Retiré la mano y, siguiendo las instrucciones, aplasté a las hormigas y unté los restos sobre mis brazos y cara.

Las instrucciones habían venido del guía, Nigel Kurt de Souza Atkinson, mitad macuxi y mitad británico, y era una práctica común entre los pueblos indígenas: las hormigas tapibas liberan un olor que repele no sólo a los mosquitos, sino a criaturas más grandes, como los jaguares.

Fue parte de un crucero de cinco días lleno de actividad que tomé con unos amigos en el Río Negro hasta el Parque Nacional Jaú, en enero. A veces demandante, en otros momentos relajante, el viaje dirigido por Katerre Expeditions puso en exhibición la complejidad de la vida en la selva tropical. Durante esa misma excursión, Nigel raspó una sustancia gomosa de color ocre rojo de un árbol goiaba-de-anta que puede usarse no sólo para tapar un agujero en una canoa, sino para barnizar muebles y aliviar la diarrea; nos mostró una larva de luciérnaga que, dijo, sabe a coco si uno la come viva (lo hice, y sí supo a coco); y señaló una liana que produce un té con olor a clavo que ayuda a conciliar el sueño. “Aprendimos todo este conocimiento de los indígenas”, comentó Nigel.

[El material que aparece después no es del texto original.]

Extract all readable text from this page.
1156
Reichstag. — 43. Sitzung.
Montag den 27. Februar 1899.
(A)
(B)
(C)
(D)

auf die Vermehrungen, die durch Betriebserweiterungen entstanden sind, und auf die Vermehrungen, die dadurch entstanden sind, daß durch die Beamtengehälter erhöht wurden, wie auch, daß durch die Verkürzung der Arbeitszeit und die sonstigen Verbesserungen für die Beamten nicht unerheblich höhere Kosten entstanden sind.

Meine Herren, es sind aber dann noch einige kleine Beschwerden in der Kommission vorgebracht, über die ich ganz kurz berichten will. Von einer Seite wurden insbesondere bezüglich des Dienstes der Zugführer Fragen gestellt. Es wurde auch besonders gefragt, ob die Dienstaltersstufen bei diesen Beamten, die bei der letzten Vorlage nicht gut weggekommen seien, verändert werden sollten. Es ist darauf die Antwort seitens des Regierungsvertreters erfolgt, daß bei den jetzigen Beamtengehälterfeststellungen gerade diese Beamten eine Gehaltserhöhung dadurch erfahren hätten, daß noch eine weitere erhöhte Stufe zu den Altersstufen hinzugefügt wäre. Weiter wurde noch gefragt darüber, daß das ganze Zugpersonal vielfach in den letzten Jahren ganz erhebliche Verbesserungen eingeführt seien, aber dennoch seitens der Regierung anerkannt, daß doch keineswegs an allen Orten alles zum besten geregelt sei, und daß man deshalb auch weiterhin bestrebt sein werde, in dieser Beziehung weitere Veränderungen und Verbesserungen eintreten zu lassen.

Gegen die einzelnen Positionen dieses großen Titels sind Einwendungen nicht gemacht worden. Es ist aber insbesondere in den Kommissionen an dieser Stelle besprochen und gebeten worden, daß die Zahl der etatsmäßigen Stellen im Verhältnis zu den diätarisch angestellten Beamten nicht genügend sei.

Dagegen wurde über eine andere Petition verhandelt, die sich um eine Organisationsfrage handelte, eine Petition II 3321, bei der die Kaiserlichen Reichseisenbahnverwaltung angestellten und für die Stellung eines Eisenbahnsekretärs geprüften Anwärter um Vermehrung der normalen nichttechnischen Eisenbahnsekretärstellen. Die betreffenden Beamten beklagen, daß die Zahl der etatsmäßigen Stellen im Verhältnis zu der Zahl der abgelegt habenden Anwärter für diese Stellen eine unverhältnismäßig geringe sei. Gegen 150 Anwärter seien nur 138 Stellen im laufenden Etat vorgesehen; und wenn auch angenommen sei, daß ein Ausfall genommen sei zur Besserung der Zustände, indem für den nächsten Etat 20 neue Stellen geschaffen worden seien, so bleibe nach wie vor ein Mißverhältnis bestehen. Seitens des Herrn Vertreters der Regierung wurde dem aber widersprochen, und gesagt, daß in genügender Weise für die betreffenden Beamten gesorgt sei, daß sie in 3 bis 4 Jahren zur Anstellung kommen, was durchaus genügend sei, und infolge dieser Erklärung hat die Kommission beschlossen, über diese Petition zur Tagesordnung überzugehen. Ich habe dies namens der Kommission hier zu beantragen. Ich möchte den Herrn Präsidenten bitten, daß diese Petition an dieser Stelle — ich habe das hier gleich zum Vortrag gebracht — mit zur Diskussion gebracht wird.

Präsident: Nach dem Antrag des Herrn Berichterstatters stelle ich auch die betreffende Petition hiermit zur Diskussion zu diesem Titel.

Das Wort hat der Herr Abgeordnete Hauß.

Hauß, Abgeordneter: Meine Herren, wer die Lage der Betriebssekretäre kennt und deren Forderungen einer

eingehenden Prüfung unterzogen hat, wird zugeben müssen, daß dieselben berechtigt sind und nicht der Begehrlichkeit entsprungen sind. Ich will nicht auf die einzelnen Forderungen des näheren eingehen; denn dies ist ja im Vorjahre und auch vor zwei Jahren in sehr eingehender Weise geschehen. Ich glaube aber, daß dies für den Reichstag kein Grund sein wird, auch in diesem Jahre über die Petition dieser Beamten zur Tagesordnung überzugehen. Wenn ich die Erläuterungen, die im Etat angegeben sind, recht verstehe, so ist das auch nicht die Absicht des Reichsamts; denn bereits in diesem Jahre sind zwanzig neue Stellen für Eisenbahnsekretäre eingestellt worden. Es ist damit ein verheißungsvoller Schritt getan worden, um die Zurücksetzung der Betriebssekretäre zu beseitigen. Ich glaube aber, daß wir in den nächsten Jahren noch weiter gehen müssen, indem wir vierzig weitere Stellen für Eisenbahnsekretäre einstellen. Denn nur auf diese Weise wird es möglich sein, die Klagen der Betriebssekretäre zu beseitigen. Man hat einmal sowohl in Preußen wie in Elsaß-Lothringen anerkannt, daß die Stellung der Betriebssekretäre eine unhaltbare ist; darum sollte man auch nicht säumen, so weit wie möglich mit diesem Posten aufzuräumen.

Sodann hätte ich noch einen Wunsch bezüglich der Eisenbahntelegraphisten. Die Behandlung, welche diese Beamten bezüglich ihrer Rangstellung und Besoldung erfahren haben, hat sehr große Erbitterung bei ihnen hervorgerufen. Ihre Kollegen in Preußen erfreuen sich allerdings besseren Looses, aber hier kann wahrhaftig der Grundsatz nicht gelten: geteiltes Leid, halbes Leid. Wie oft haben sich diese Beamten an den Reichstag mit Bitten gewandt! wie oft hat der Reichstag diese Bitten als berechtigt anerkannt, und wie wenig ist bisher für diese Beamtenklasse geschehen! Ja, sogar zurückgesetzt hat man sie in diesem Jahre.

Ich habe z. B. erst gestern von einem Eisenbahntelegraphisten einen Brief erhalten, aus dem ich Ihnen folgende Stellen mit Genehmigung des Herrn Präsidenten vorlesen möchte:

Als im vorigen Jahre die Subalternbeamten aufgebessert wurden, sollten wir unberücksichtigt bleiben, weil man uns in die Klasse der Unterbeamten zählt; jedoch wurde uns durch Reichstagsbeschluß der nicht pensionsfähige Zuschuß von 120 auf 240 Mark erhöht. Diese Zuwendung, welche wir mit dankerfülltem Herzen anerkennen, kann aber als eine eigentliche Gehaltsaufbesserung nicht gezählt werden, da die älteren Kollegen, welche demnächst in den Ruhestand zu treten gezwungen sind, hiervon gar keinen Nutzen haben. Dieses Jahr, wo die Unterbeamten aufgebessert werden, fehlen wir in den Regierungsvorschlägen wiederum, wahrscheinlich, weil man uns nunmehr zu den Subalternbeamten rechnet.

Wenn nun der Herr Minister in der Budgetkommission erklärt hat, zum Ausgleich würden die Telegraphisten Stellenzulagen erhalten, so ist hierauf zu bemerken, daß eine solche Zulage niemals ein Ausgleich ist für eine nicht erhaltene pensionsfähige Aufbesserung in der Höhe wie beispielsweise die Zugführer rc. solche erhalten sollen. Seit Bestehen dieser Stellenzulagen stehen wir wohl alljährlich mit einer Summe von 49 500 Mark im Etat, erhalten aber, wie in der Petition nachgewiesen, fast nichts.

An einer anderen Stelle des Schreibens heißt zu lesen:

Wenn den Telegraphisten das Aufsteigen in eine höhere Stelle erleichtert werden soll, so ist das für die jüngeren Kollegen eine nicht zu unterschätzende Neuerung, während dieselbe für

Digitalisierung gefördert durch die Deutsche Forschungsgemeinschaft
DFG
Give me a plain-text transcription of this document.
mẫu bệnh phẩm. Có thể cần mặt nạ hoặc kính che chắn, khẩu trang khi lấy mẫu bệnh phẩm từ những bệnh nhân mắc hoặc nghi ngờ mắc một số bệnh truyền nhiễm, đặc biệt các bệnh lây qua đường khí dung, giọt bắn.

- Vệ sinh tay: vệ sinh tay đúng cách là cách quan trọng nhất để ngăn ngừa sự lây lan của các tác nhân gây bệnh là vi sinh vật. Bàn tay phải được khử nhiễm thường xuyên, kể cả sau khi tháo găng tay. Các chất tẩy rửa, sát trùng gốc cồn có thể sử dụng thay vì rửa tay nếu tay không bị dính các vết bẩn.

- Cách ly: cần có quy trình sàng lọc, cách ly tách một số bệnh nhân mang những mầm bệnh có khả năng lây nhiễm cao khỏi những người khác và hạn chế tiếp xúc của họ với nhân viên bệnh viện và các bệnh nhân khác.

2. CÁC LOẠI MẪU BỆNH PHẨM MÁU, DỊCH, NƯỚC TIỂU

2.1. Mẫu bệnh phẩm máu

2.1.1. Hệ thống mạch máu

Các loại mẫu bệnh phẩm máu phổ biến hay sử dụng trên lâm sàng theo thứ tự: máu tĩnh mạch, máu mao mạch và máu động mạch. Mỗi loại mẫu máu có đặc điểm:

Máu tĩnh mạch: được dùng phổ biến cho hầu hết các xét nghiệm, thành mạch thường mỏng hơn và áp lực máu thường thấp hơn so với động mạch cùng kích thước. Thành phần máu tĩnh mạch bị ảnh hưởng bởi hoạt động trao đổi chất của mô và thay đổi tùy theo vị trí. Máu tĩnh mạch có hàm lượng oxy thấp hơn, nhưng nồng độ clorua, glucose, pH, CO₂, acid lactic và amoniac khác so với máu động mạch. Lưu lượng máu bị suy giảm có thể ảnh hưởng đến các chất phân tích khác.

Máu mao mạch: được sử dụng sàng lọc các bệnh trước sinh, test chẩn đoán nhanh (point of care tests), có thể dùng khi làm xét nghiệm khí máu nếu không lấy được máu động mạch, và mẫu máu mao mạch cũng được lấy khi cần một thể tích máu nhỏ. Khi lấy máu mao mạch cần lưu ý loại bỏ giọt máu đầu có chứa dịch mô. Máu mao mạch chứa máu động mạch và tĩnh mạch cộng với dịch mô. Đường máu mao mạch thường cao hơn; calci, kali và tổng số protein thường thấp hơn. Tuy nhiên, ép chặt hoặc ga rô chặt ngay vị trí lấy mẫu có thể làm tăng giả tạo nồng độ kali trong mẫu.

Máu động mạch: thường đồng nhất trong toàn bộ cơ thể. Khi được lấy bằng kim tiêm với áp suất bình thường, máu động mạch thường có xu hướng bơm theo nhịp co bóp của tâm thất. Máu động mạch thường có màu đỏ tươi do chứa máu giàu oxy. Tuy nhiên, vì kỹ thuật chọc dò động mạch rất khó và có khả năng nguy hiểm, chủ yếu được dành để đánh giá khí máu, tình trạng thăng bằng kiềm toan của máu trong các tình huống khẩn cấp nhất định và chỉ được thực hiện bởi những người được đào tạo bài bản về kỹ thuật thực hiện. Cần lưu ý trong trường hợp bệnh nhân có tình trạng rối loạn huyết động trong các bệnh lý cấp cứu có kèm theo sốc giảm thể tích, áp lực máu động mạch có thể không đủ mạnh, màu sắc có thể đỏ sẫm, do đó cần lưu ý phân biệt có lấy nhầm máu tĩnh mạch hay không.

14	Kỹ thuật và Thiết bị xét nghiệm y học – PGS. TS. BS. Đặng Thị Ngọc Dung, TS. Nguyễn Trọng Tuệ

La Amazonia ha sido inhóspita —incluso mortal— para los foráneos desde que éstos lo bautizaron como Amazonia hace casi 500 años. Sin embargo, siempre y cuando los viajeros se vacunen contra la fiebre amarilla y no vayan solos, la muerte ya no es una preocupación importante hoy en día. Pero mostrar a los viajeros el lado más salvaje de la selva tropical mientras se mantiene a todos relativamente cómodos es difícil.

También requiere dinero. Nos costó mil 600 dólares a cada uno reservar un camarote con cuatro literas (incluyendo todo desde los traslados hasta el alcohol) para el viaje, que me pareció mucho. Pero tuvimos suerte porque el barco sólo estaba medio lleno, y nos dieron un ascenso de categoría a camarotes individuales con aire acondicionado y baños privados. Aun así, no hubo internet ni servicio celular durante días.

Las comidas eran de la cocina tradicional brasileña hábilmente preparada. Lo más delicioso eran las crepas de tapioca, las frutas tropicales y el café vigorizante en el desayuno.
Aún así, más que lo que sucedía a bordo del barco, el viaje tenía que ver con lo que ocurría fuera de él.

Una noche, Nigel nos subió a una pequeña lancha motora tipo canoa y emprendimos un recorrido por el río tan oscuro como boca de lobo. Revisó la ribera con una poderosa lámpara, aguardando a divisar dobles puntos rojos indicando que nos observaban ojos de animales —sacando sus cabezas del agua, viéndonos desde tierra o, si tuviéramos la suerte de ver a un oso perezoso, desde un árbol. (Sí divisamos un caimán, los primos sudamericanos de los cocodrilos).

El entorno, vasto y sin caminos, y la gente que vive a las orillas de sus ríos, son asombrosos. Nuestro viaje incluyó dos visitas a comunidades en las riberas, donde las casas están hechas de tablillas de madera, los niños estudian en escuelas de un solo salón de clases, y generadores a diesel proveen de energía a una televisión comunal.

Visitamos las ruinas de Airão, un poblado abandonado hace medio siglo y medio devorado por la jungla. Pescamos pirañas y después consumimos en la comida nuestra magra pesca frita en una sartén.

En uno de nuestros paseos en barco, el rayo de la lámpara de Nigel iluminó dos ojos rojos demasiado alto en la ribera para ser un caimán. Era un margay —un gato pequeño y sigiloso que sabe imitar las llamadas de algunas de sus presas. Aunque yo esperaba ver mi primer perezoso, éste fue un premio de consolación bastante bueno.